Black college students are falling behind in key areas.

The hardest test Black college students face may not be the one taken during mid-terms, but the test they face from society: Can they remain competitive in the global marketplace?

 

For this test, it seems, there is no answer key.

 

Specifically, Black college students are falling behind in key areas. The U.S. Department of Education reports a disparity between Blacks and their white classmates. For students who enrolled in postsecondary education in 2003, only 16.7 percent of Black students earned a bachelor’s degree by 2009 — that’s compared to 36.4 percent of white students who entered college at the same time.

 

About eight percent of Black students earned a two-year associate’s degree by 2009, compared to 10 percent of white students at the same time, the study reports.

 

The chasm continues to widen in a new analysis from The Pew Hispanic Center, which shows that young Latinos now make up the second-largest ethnic group enrolled at U.S. colleges, surpassing African-Americans for the first time.

 

“This is a growing population, but it’s more than that,” said Richard Fry, a senior research associate at Pew. “This is a growing population that is increasingly finishing high school and increasingly going to college.…There’s a good message here."

 

That message could be an omen of tougher times to come for Blacks trying to remain competitive in the increasingly more unpredictable job market.

 

However, the students who are in school have made gains at institutions with traditionally low Black enrollment.

 

The University of South Carolina reported an increase in Black freshman enrollment this fall, up about eight percent from a year ago, when 287 black freshmen enrolled. African-Americans make up 28 percent of the college-age population in South Carolina, though they make up only seven percent of the first-year enrollments at the state’s flagship university.

 

Cornell University also found in increase in Black enrollment, reporting 209 African-American freshmen on campus this fall, up from 172 last year, The Journal of Blacks in Higher Education reports.
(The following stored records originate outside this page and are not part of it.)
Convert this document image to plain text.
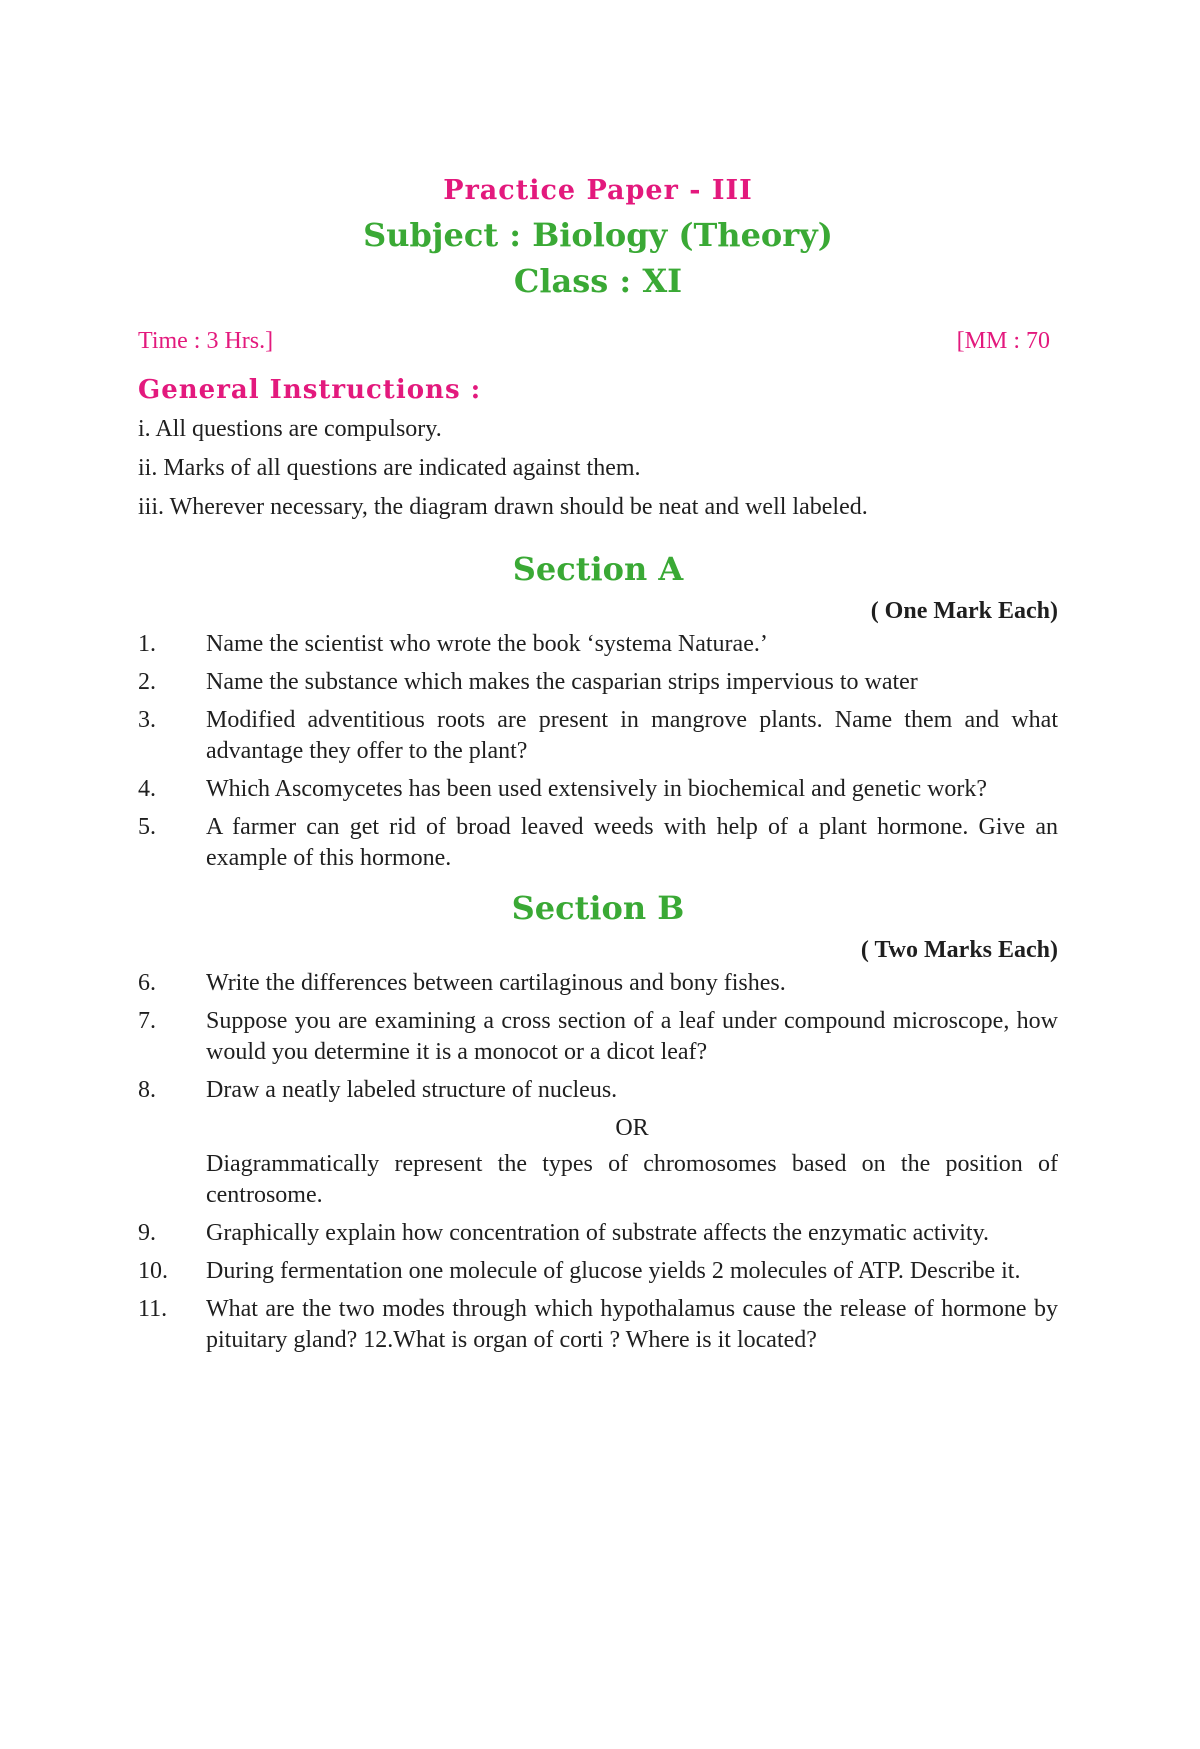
Practice Paper - III

Subject : Biology (Theory)

Class : XI

Time : 3 Hrs.]	[MM : 70
General Instructions :

i. All questions are compulsory.

ii. Marks of all questions are indicated against them.

iii. Wherever necessary, the diagram drawn should be neat and well labeled.

Section A

( One Mark Each)

1.	Name the scientist who wrote the book ‘systema Naturae.’
2.	Name the substance which makes the casparian strips impervious to water
3.	Modified adventitious roots are present in mangrove plants. Name them and what advantage they offer to the plant?
4.	Which Ascomycetes has been used extensively in biochemical and genetic work?
5.	A farmer can get rid of broad leaved weeds with help of a plant hormone. Give an example of this hormone.

Section B

( Two Marks Each)

6.	Write the differences between cartilaginous and bony fishes.
7.	Suppose you are examining a cross section of a leaf under compound microscope, how would you determine it is a monocot or a dicot leaf?
8.	Draw a neatly labeled structure of nucleus.

OR

Diagrammatically represent the types of chromosomes based on the position of centrosome.
9.	Graphically explain how concentration of substrate affects the enzymatic activity.
10.	During fermentation one molecule of glucose yields 2 molecules of ATP. Describe it.
11.	What are the two modes through which hypothalamus cause the release of hormone by pituitary gland? 12.What is organ of corti ? Where is it located?
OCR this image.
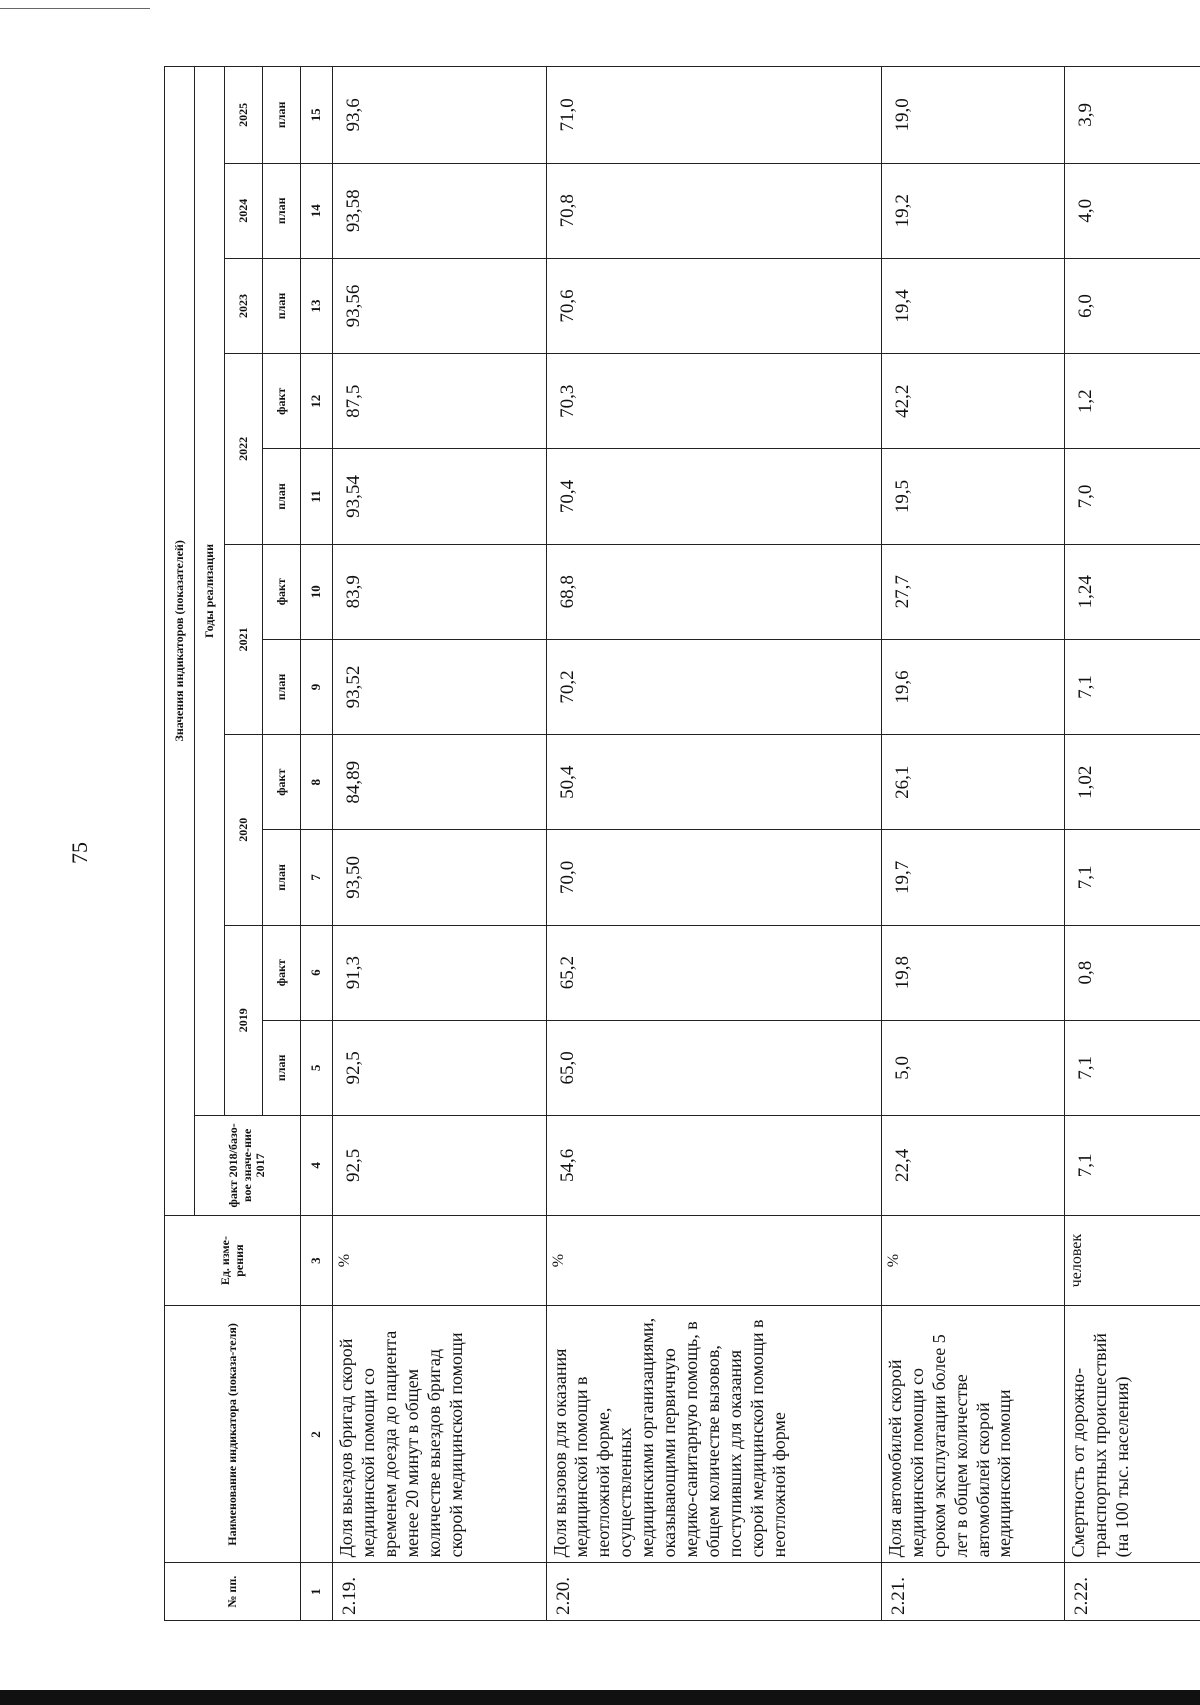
75
№ пп.	Наименование индикатора (показа-теля)	Ед. изме-рения	Значения индикаторов (показателей)											
			факт 2018/базо-вое значе-ние 2017	Годы реализации										
				2019		2020		2021		2022		2023	2024	2025
				план	факт	план	факт	план	факт	план	факт	план	план	план
1	2	3	4	5	6	7	8	9	10	11	12	13	14	15
2.19.	Доля выездов бригад скорой медицинской помощи со временем доезда до пациента менее 20 минут в общем количестве выездов бригад скорой медицинской помощи	%	92,5	92,5	91,3	93,50	84,89	93,52	83,9	93,54	87,5	93,56	93,58	93,6
2.20.	Доля вызовов для оказания медицинской помощи в неотложной форме, осуществленных медицинскими организациями, оказывающими первичную медико-санитарную помощь, в общем количестве вызовов, поступивших для оказания скорой медицинской помощи в неотложной форме	%	54,6	65,0	65,2	70,0	50,4	70,2	68,8	70,4	70,3	70,6	70,8	71,0
2.21.	Доля автомобилей скорой медицинской помощи со сроком эксплуатации более 5 лет в общем количестве автомобилей скорой медицинской помощи	%	22,4	5,0	19,8	19,7	26,1	19,6	27,7	19,5	42,2	19,4	19,2	19,0
2.22.	Смертность от дорожно-транспортных происшествий (на 100 тыс. населения)	человек	7,1	7,1	0,8	7,1	1,02	7,1	1,24	7,0	1,2	6,0	4,0	3,9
That is an increase of 21.5 percent from a year ago. Blacks make up six percent of this year’s entering class, an increase from five percent in 2010.

 

Between the uncertain economy, nightmarish Black employment rates and college tuition crunch, it’s nearly impossible to nail down a single contributor for why Black college students are falling behind.

 

One central cause could be linked to the fact that ACT scores for Blacks are consistently lower overall. The ACT exam is taken by high school seniors and is often used as a basis for college admittance. It is scored on a scale of 1 to 36.

 

According to The Journal of Blacks in Higher Education, in 2011 the average ACT score for Blacks was 17.0. The average score for white students in 2011 was 23.6.